NICE (The National Institute for Health and Care Excellence) was established in 1999 with a purpose of publishing clinical guidelines in the UK, which are evidence-based recommendations on a wide range of topics, from preventing and managing specific medical conditions to better planning in order to improve the health of communities.
NICE guidelines also regulate the use of health technologies and technology appraisal within the UK national health services, including new pharmaceutical products, new procedures, devices and diagnostic agents, and their clinical and cost effectiveness.
Other areas NICE guidelines cover are guidelines for clinical practice, i.e. guidance on the appropriate treatment and care of people with specific diseases and conditions; guidelines aimed at public sector workers on health promotion and those made for social care services and users; and diagnostic assessment guidelines, which evaluates complex and costly diagnostics.
All these guidelines are available on NICE website, as well as in different publications and journal articles. Couple of years ago NICE also made a free mobile app for iOS and Android devices, as well as for Windows 8 PCs and tablets. This app allows medical workers and students a quick and easy access to more than 760 topics and guidelines, as well as thousands of individual chapters.
The substantial content is organized by public health topics and by type. You'll see both options once you started the app. The home screen also consists of three more tabs: new/updated guidance, bookmarks and history.
If you find it hard to browse through all the content this way, you can always use an in-app search function to quickly access specific guidelines of your interest.
Tapping on each option, whether it's by topic or type, expands the menu to more submenus, each having its own categories, sub-categories and topics. And that's really an impressive part of this app. You'll have an access to lots of high-quality evidence-based material on the go.
If you choose to browse by topic, the first option is Conditions and diseases, which basically lists all NICE clinical guidelines alphabetically, from blood and immune system conditions, cancer, cardiovascular conditions, to skin and urological conditions. Tapping on each of these conditions opens either guidelines for that condition or subcategories within the condition (for example different types of cancer). Some guidelines will repeat, depending on if they belong to two or more categories (for example renal cancer will be listed in both cancer and kidney conditions categories).
Other topics include health protection (covering the scope of communicable disease, drug misuse and environment), lifestyle and wellbeing, population groups (ethnicity, age, socio-economic status, etc.), different medical services (including delivery, organizational and staffing) and settings, which covers health topics based different settings, such as homes, schools, workplaces, transport, prisons, etc.
Browsing by type offers more familiar NICE setup, listing guidelines for different areas we mentioned previously, i.e. clinical and diagnostic guidelines, highly specialized technologies and technology appraisals, procedures guidelines, public health and social care guidelines, etc.
Once you have chosen a guideline you'll see various recommendations, treatment suggestions, the procedure steps, clinical and cost considerations, and many other steps, which all depend on type of the guideline. Information provided within the guidelines is written in detail and supported by a lot of reference material.
There's no multimedia, meaning that the app is mostly textual based, with a couple of tables supporting the information, but that's not a problem. Purpose of the app is to provide as much textual information as possible. Besides, the app is designed really well, so you won't have trouble finding what you're looking for.
Navigation is easy. There are forward and back arrows at the bottom of each page, allowing you to browse through guidelines chapters easily or to get back to previous screen or exit the guidance and return to home page. Each guideline can be bookmarked, and accessed later via Bookmarks tab on the home screen. You can also access recently viewed guidelines, also from a main screen using View history tab.
The NICE Guidance app is fast and responsive with well designed, modern interface. Search option works well and with accuracy, so you can find specific guidelines quickly, and avoid browsing through a vast amount of information.
The lack of personalization is what we disliked about this app. Users have not option to make their own 'version' of the app, except for the bookmarks, but there is no option to sort them by topic or type, hence no personalization.
Another thing is lack of share or print options, or ability to copy certain guidelines or parts of the text.
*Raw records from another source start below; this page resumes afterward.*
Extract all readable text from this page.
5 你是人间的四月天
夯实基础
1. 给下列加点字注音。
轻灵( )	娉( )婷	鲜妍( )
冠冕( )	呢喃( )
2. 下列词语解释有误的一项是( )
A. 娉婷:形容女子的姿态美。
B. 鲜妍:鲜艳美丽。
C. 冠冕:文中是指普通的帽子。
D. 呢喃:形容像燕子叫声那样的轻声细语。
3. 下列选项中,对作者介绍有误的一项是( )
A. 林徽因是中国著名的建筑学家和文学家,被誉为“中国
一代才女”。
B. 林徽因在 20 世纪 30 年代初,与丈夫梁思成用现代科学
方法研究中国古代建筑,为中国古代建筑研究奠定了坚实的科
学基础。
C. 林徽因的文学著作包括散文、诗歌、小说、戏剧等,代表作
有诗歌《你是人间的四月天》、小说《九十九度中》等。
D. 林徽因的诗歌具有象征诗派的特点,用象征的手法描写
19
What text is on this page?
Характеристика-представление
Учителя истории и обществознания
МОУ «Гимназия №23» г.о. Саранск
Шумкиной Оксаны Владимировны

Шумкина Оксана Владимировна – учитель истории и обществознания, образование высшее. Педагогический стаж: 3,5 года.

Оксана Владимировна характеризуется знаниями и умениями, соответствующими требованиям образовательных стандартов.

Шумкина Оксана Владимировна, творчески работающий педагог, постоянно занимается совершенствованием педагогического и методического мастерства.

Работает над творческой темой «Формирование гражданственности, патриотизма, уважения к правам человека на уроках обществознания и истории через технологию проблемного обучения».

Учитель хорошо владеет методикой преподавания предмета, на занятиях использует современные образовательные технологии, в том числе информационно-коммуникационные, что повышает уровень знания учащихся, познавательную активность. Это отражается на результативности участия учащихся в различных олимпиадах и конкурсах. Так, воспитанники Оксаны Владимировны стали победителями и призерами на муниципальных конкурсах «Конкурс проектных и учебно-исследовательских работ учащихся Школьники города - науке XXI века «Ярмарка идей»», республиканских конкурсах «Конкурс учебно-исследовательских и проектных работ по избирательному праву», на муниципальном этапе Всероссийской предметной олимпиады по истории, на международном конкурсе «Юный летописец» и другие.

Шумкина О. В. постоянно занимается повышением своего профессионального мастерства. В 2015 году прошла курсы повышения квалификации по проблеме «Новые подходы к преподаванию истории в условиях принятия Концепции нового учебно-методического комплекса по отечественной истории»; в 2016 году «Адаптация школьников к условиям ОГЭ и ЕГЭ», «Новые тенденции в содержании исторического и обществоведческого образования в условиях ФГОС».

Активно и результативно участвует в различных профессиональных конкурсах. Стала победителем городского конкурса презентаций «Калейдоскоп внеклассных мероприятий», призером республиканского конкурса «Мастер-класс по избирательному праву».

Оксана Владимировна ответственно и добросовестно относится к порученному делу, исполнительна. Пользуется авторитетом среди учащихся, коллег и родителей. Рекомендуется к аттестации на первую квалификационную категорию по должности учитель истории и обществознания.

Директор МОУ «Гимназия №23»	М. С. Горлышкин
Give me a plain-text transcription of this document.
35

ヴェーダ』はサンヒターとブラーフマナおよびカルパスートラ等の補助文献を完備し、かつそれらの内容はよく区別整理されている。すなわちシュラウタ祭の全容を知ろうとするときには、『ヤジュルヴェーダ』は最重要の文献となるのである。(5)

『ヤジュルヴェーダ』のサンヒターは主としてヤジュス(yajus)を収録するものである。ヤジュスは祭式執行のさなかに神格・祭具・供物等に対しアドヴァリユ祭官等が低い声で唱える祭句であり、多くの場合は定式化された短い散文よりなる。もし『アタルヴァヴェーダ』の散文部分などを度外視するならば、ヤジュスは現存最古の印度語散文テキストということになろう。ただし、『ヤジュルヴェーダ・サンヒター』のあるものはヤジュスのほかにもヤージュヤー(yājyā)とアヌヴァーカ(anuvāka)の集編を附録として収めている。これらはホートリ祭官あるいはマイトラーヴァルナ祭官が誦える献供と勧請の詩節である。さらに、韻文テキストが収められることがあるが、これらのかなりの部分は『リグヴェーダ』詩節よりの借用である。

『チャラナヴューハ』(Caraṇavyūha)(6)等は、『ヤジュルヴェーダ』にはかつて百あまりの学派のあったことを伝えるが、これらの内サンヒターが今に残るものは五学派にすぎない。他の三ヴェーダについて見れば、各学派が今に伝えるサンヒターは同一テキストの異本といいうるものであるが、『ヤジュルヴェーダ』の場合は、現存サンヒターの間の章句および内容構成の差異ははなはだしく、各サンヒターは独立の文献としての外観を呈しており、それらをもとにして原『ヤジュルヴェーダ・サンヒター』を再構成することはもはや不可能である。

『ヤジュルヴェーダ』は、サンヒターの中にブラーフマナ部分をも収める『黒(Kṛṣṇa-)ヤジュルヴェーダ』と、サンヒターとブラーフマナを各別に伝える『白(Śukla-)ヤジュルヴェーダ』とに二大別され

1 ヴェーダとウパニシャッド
Having these options for building a 'quick reference' base or sharing info with colleagues would be very useful. But, the app can be used offline, so this isn't much of a downside.
Also, once installed and started, the app will begin downloading all material automatically, which may cost you money if you're pay for you mobile data usage. Since this is done without warning or giving users a choice, this is a huge drawback. Be sure to turn off the mobile internet and turn on the wireless connection for free download.
Overall, NICE Guidance app is a must-have resource. Despite it's been made for UK medical workers, clinicians, nurses or medical students worldwide may find it very useful, as pocket guidance tool.
Benefit: All UK based clinicians and students may find this app useful to easily access NICE guidelines on their mobile device. App can also be useful to other medical providers worldwide, as a valuable comparison diagnostic and management tool.